[Congressional Record Volume 163, Number 28 (Thursday, February 16, 2017)]
[Senate]
[Pages S1297-S1299]
From the Congressional Record Online through the Government Publishing Office [www.gpo.gov]
SECURITY AND HUMANITARIAN SITUATION IN NORTHEASTERN NIGERIA
Mr. CARDIN. Mr. President, today I wish to shine a spotlight on the
dire security and humanitarian situation in northeastern Nigeria and
the Lake Chad basin, precipitated by Boko Haram, and to urge the new
administration to organize quickly to address it. Nigeria has been
referred to as one of the anchor states of sub-Saharan Africa and our
bilateral relationship is one of our most important on the continent.
It is the most populous country on the continent. It has the biggest
economy. It has contributed troops to regional and U.N. peacekeeping
missions for decades and is a major oil-producing country.
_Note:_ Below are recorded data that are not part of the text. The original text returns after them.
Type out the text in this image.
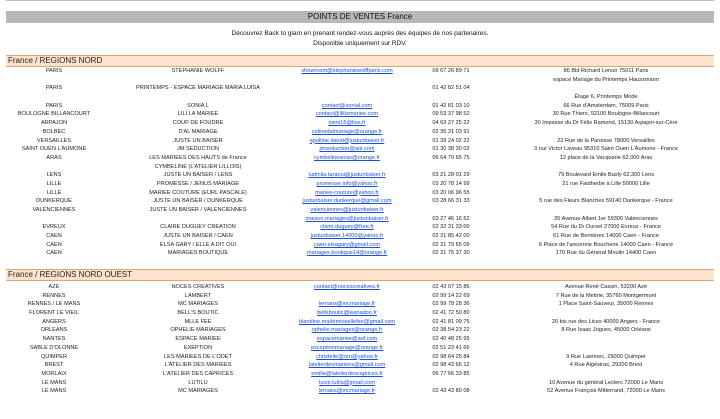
POINTS DE VENTES France
Découvrez Back to glam en prenant rendez-vous auprès des équipes de nos partenaires.
Disponible uniquement sur RDV.
France / REGIONS NORD
PARIS	STEPHANIE WOLFF	showroom@stephaniewolffparis.com	09 67 26 89 71	86 Bld Richard Lenoir 75011 Paris
espace Mariage du Printemps Haussmann
PARIS	PRINTEMPS - ESPACE MARIAGE MARIA LUISA	01 42 82 51 04
Étage 6, Printemps Mode
PARIS	SONIA L	contact@sonial.com	01 42 81 03 10	66 Rue d'Amsterdam, 75009 Paris
BOULOGNE BILLANCOURT	LILI LA MARIEE	contact@lililamariee.com	09 53 37 98 52	30 Rue Thiers, 92100 Boulogne-Billancourt
ARPAJON	COUP DE FOUDRE	mimi16@live.fr	04 63 27 25 22	30 Impasse du Dr Félix Ramond, 15130 Arpajon-sur-Cère
BOLBEC	D'AL MARIAGE	celinedalmariage@orange.fr	02 35 31 03 91
VERSAILLES	JUSTE UN BAISER	apolline.david@justunbaiser.fr	01 39 24 02 22	22 Rue de la Paroisse 78000 Versailles
SAINT OUEN L'AUMONE	JM SEDUCTION	jmseduction@aol.com	01 30 38 30 02	3 rue Victor Laveau 95310 Saint Ouen L'Aumone - France
ARAS	LES MARIEES DES HAUTS de France	cymbelinearras@orange.fr	06 64 79 65 75	12 place de la Vacquerie 62,000 Aras
CYMBELINE (L'ATELIER LILLOIS)
LENS	JUSTE UN BAISER / LENS	ludmila.taraoui@justunbaiser.fr	03 21 28 01 29	79 Boulevard Emile Basly 62,300 Lens
LILLE	PROMESSE / JENUS MARIAGE	promesse.info@yahoo.fr	03 20 78 14 99	21 rue Faidherbe à Lille 50000 Lille
LILLE	MARIEE COUTURE (EURL PASCALE)	mariee-couture@yahoo.fr	03 20 06 96 55
DUNKERQUE	JUSTE UN BAISER / DUNKERQUE	justunbaiser.dunkerque@gmail.com	03 28 66 31 33	5 rue des Fleurs Blanches 59140 Dunkerque - France
VALENCIENNES	JUSTE UN BAISER / VALENCIENNES	valenciennes@justunbaiser.fr
maison.mariages@justunbaiser.fr	03 27 46 16 52	35 Avenue Albert 1er 59300 Valenciennes
EVREUX	CLAIRE DUGUEY CREATION	claire.duguey@free.fr	02 32 31 33 00	54 Rue du Dr Oursel 27000 Evreux - France
CAEN	JUSTE UN BAISER / CAEN	justunbaiser.14000@yahoo.fr	02 31 85 42 00	61 Rue de Bernières 14000 Caen - France
CAEN	ELSA GARY / ELLE A DIT OUI	caen.elsagary@gmail.com	02 31 79 65 09	6 Place de l'ancienne Boucherie 14000 Caen - France
CAEN	MARIAGES BOUTIQUE	mariages.boutique14@orange.fr	02 31 75 37 30	170 Rue du Général Moulin 14400 Caen
France / REGIONS NORD OUEST
AZE	NOCES CREATIVES	contact@nocescreatives.fr	02 43 07 15 86	Avenue René Cassin, 53200 Azé
RENNES	LAMBERT	02 99 14 22 69	7 Rue de la Mettrie, 35760 Montgermont
RENNES / LE MANS	MC MARIAGES	lemans@mcmariage.fr	02 99 78 28 36	1 Place Saint-Sauveur, 35000 Rennes
FLORENT LE VIEIL	BELL'S BOUTIC	bellsboutic@wanadoo.fr	02 41 72 50 80
ANGERS	MLLE FEE	blandine.mademoisellefee@gmail.com	02 41 81 09 75	20 bis rue des Lices 40000 Angers - France
ORLEANS	OPHELIE MARIAGES	ophelie.mariages@orange.fr	02 38 54 23 22	8 Rue Isaac Jogues, 45000 Orléans
NANTES	ESPACE MARIEE	espacemariee@aol.com	02 40 48 25 95
SABLE D'OLONNE	EXEPTION	exceptionmariage@orange.fr	02 51 23 41 66
QUIMPER	LES MARIEES DE L'ODET	christelle@orn@yahoo.fr	02 98 64 25 84	9 Rue Laennec, 29000 Quimper
BREST	L'ATELIER DES MARIEES	latelierdesmariees@gmail.com	02 98 43 66 12	4 Rue Algésiras, 29200 Brest
MORLAIX	L'ATELIER DES CAPRICES	emilie@latelierdescaprices.fr	06 77 66 33 85
LE MANS	LUTILU	lucie.lutilu@gmail.com	10 Avenue du général Leclerc 72000 Le Mans
LE MANS	MC MARIAGES	lemans@mcmariage.fr	02 43 43 80 08	52 Avenue François Mitterrand, 72000 Le Mans
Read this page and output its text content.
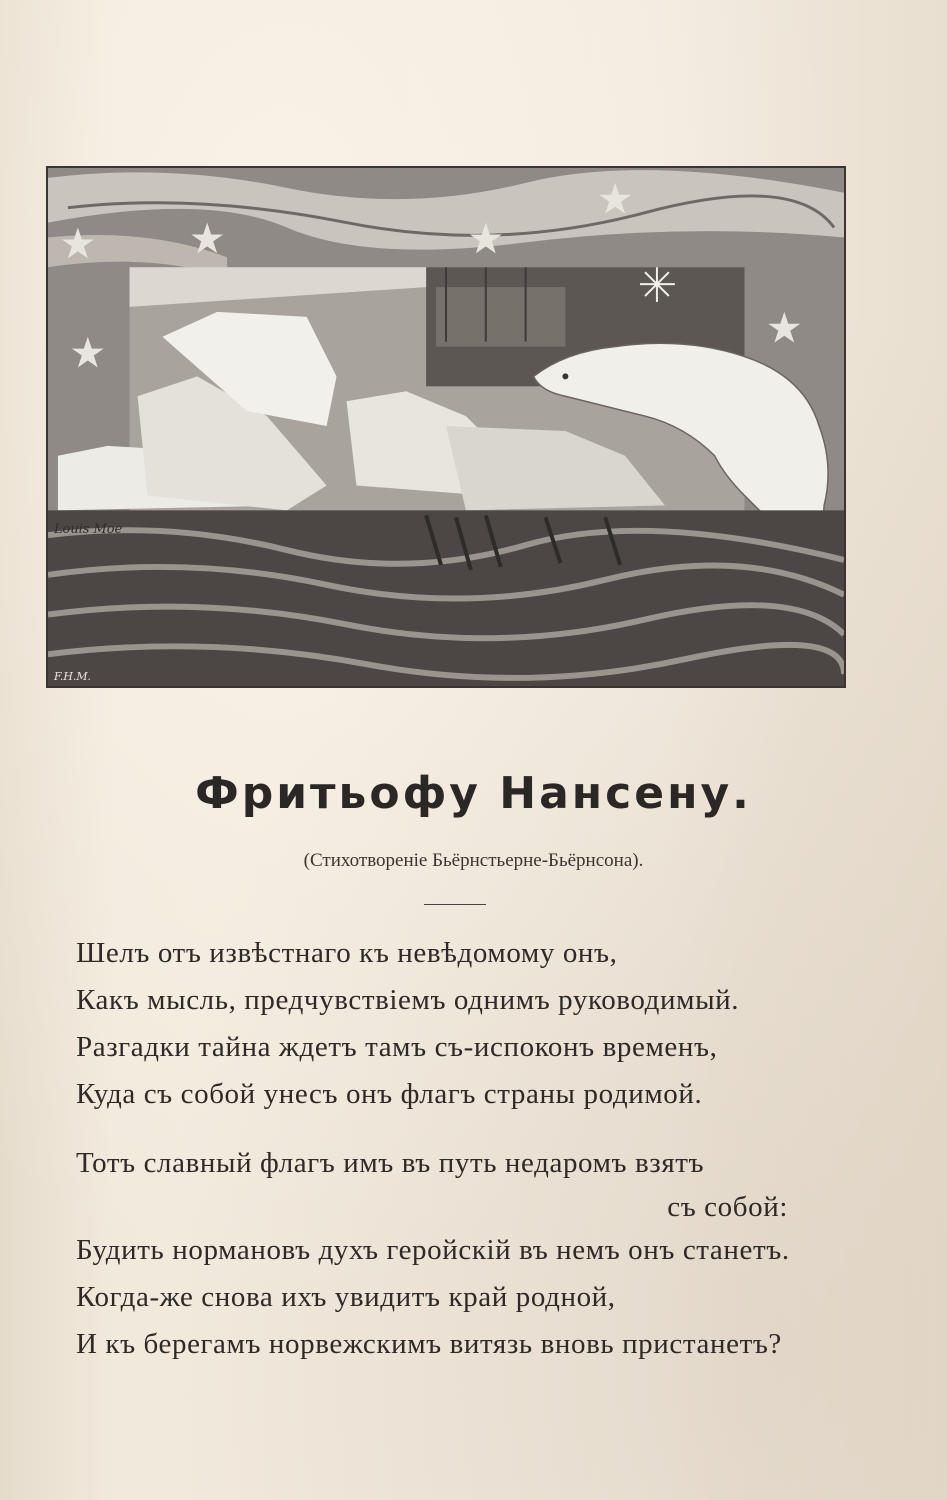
Louis Moe
F.H.M.
Фритьофу Нансену.
(Стихотвореніе Бьёрнстьерне-Бьёрнсона).
Шелъ отъ извѣстнаго къ невѣдомому онъ,
Какъ мысль, предчувствіемъ однимъ руководимый.
Разгадки тайна ждетъ тамъ съ-испоконъ временъ,
Куда съ собой унесъ онъ флагъ страны родимой.
Тотъ славный флагъ имъ въ путь недаромъ взятъ
съ собой:
Будить нормановъ духъ геройскій въ немъ онъ станетъ.
Когда-же снова ихъ увидитъ край родной,
И къ берегамъ норвежскимъ витязь вновь пристанетъ?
Nigeria's
population is forecast to grow to 400 million by 2050, overtaking the
United States and becoming the world's third most populous country.
Nigeria's political and economic influence in the region is difficult
to overstate, and it will only increase as the population and economy
grow.
That is why I joined Senator Corker in writing to President Obama
urging high-level engagement with Nigeria in the wake of the 2015
elections, elections which, while perhaps not perfect, turned out to be
a positive story of respect for democracy in the region. For the first
time in the nation's history, there was a peaceful transition of power
between opposing political parties. Though people feared the worst,
Nigerians proved they can be leaders on the continent and in the world.
However, for Nigeria to fully realize its enormous promise, it must
deal with a range of challenges from rampant corruption, to insecurity
and intercommunal violence in the Niger Delta and the Middle Belt,
tensions in the southeast, and most immediately the continuing threat
Boko Haram poses in northeastern Nigeria and other countries in the
Lake Chad basin. It is critical that we help with these efforts.
Since 2010, Boko Haram has devastated northeastern Nigeria. According
to the 2016 Global Terrorism Index, Boko Haram has the chilling
distinction of being among the deadliest terrorist groups in history,
with the second highest death toll from attacks out of all terrorist
groups since 2000. In recent years, its attacks have spread to
Cameroon, Chad, and Niger. The group, which pledged allegiance to ISIS
in 2015 and now calls itself the Islamic State West Africa Province,
has killed almost 16,000 people. Thousands of others have died as a
result of clashes between the military and Boko Haram. The terrorist
group has kidnapped thousands, including nearly 300 girls from Chibok
in April 2014. The whereabouts of almost 200 of the girls remains
unknown.
Countries in the Lake Chad basin are experiencing what U.N. officials
and aid workers have called a forgotten crisis as a result of the
terrorist group's activities. Nearly 2 million people have been
displaced in Nigeria alone. Two hundred thousand Nigerians have fled
across borders as refugees. Eight-and-a-half million people in
northeast Nigeria are in need of humanitarian assistance. Nearly 2
million people are estimated to be at risk for starvation. Continued
insecurity has prevented aid workers from reaching some areas, so the
actual needs may be even greater. Last November, Doctors Without
Borders expressed fears that malnutrition could wipe out the under-5
population in parts of Nigeria's Borno state.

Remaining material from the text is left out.